# opportunistisch secreet



## killerbees

_Je bent een opportunistische *kret*_ en _Vind je mij een opportunistische *kret*?_

Wat betekent *kret*?

Ik hoorde dit in een programma dat ik gebruik om te oefenen. Ik dacht eerst dat ik de klinker verkeerd heb gehoord maar _krijt _en _kreet _klinken als onzin. Toen dacht ik dat het naamwoord misschien onzijdig was en dat ik wel een 'ge' moet zijn vergeten maar _gekret, gekreet, _en _gekrijt_ leveren te weinig [of te onzinnig] zoekresultaten.

De context is bijna waardeloos maar het woord was zeker bedoeld als een belediging.


----------



## Suehil

It was probably 'Een opportunistisch sekreet'   

'Sekreet' is an insult, something like 'bitch' but it can be used for both sexes.


----------



## killerbees

Yep, that's definitely it! When the lack of sense for 'kreet' forced me  into 'kret' [or 'krijt', which sounded nothing like it and also made no sense], I was worried  that it was back to vowel drills for me .


----------



## Timidinho

Add: secreet is written with a "c".


Opportunisti*sche* *kreet
*Opportunistisch *secreet*

It does _sound_ the same.


----------



## Suehil

Volgens mijn van Dale, 'secreet' is een 'afscheidingsproduct van een orgaan' of een alternatieve spelling van 'sekreet', en 'sekreet' is 'kreng, hoer'.


----------



## killerbees

Suehil said:


> 'secreet' is een 'afscheidingsproduct van een orgaan' of een alternatieve spelling van 'sekreet', en 'sekreet' is 'kreng, hoer'.



Met K of C zijn die woorden in ieder geval geen complimenten  Bedankt allebei.


----------



## Frank06

Suehil said:


> Volgens mijn van Dale, 'secreet' is een 'afscheidingsproduct van een orgaan' of een alternatieve spelling van 'sekreet', en 'sekreet' is 'kreng, hoer'.


Hoi,
Mijn Van Dale geeft enkel secreet met c als de officiële spelling, maar enfin, over dat soort zaken moeten we niet vallen .

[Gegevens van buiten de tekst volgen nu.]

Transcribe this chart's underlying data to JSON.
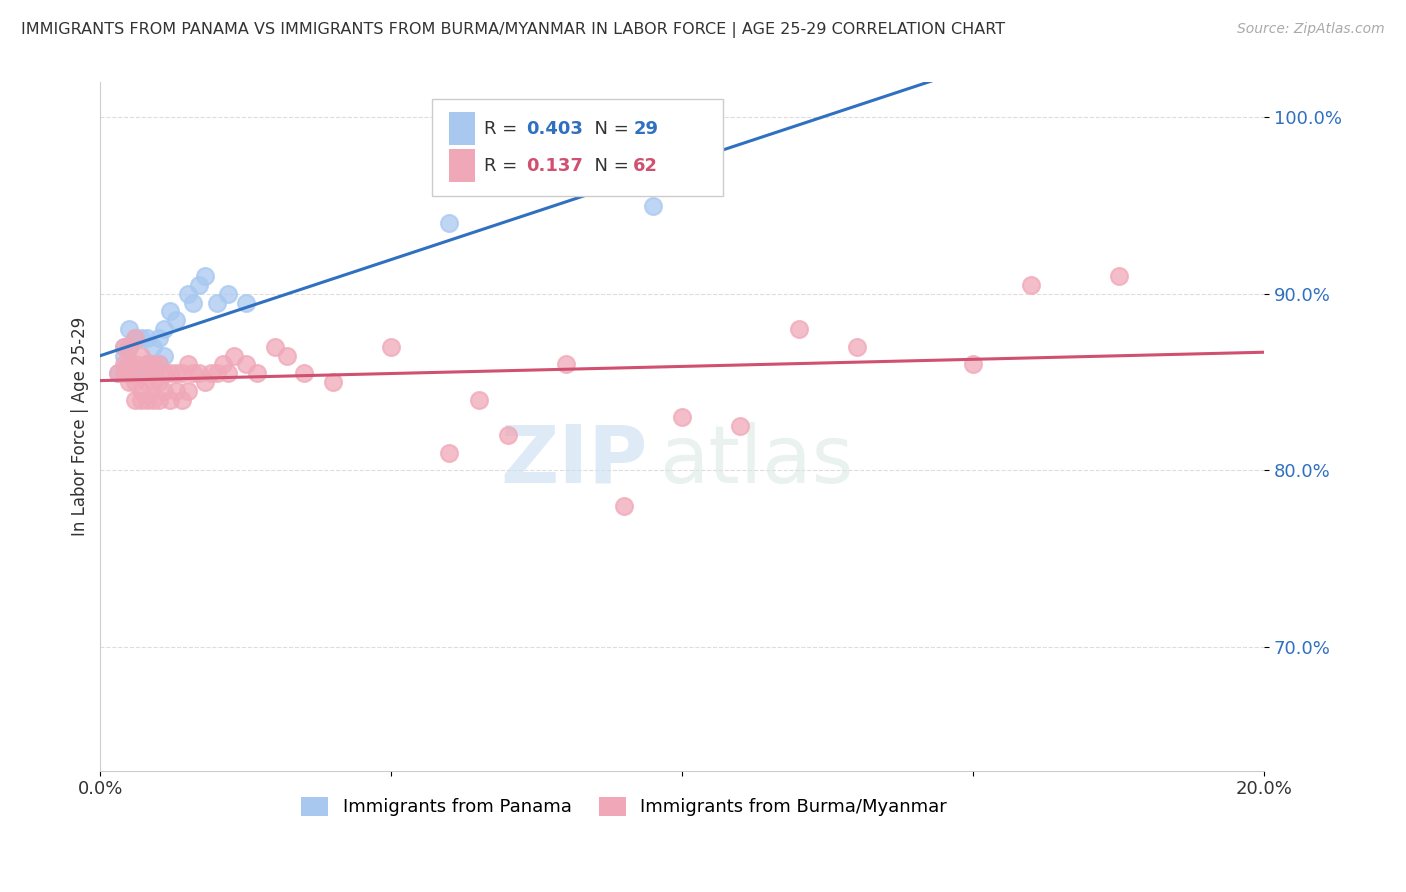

De eigenlijke reden voor dit bericht is dit weetje (in verband met secreet: toilet én scheldwoord): 
"Fr. chambre secrète (schijthuis, eig. geheime kamer), vervolgens is secreet een scheldwoord geworden".
Van een nogal eigenaardig eufemisme tot een vulgair scheldwoord. Dat doen er niet veel na .

Groetjes,

Frank


----------



## Peterdg

I denk niet dat "chambre secrète" iets met "geheim" te maken heeft. Volgens mij komt "secrète" van "sécréter"="afscheiden" of, daarvan afgeleid, "sécrétion"="afscheiding".


----------



## Frank06

Peterdg said:


> Ik denk niet dat "chambre secrète" iets met "geheim" te maken heeft. Volgens mij komt "secrète" van "sécréter"="afscheiden" of, daarvan afgeleid, "sécrétion"="afscheiding".


Mijn Frans is niet zo fantastisch, maar ik zie geen directe link tussen de _woorden _s*e*cr*e*t, s*e*cr*è*te en s*é*ctr*é*ter, s*é*cr*é*tion, tenminste niet in deze specifieke context*. De woorden klinken wel min of meer hetzelfde als men ze door een Nederlandse mangel haalt (ik bedoel, secret/-ète, sécrét-)*. 
En zou het dan ook niet "chambre *sécréteuse/sécrétoire*" (???) of misschien nog "*chambre de sécrétion*" geweest zijn? Het probleem hier natuurlijk is dat *chambre secrète* het geattesteerde woord is (1450).

Anderzijds -- en ik heb deze woorden (s*é*cr*é*teur, sécrétoir, etc.-) enkel maar opgezocht in een hedendaags Frans woordenboek -- lijken ze allemaal in verband te staan met klieren, hormonen, speeksel en andere lichaamssappen. Voor zover ik zie niet met faecalia of urine. 

Maar, zoals gezegd, mijn Modern én 15de-eeuws Frans is nogal aan de zwakke kant.

Groetjes,

Frank 

* Ik heb niet opgezocht of secret en sécrétion etymologisch verwant zijn. Het zou me niet verbazen, maar het lijkt mij in deze context niet relevant.


----------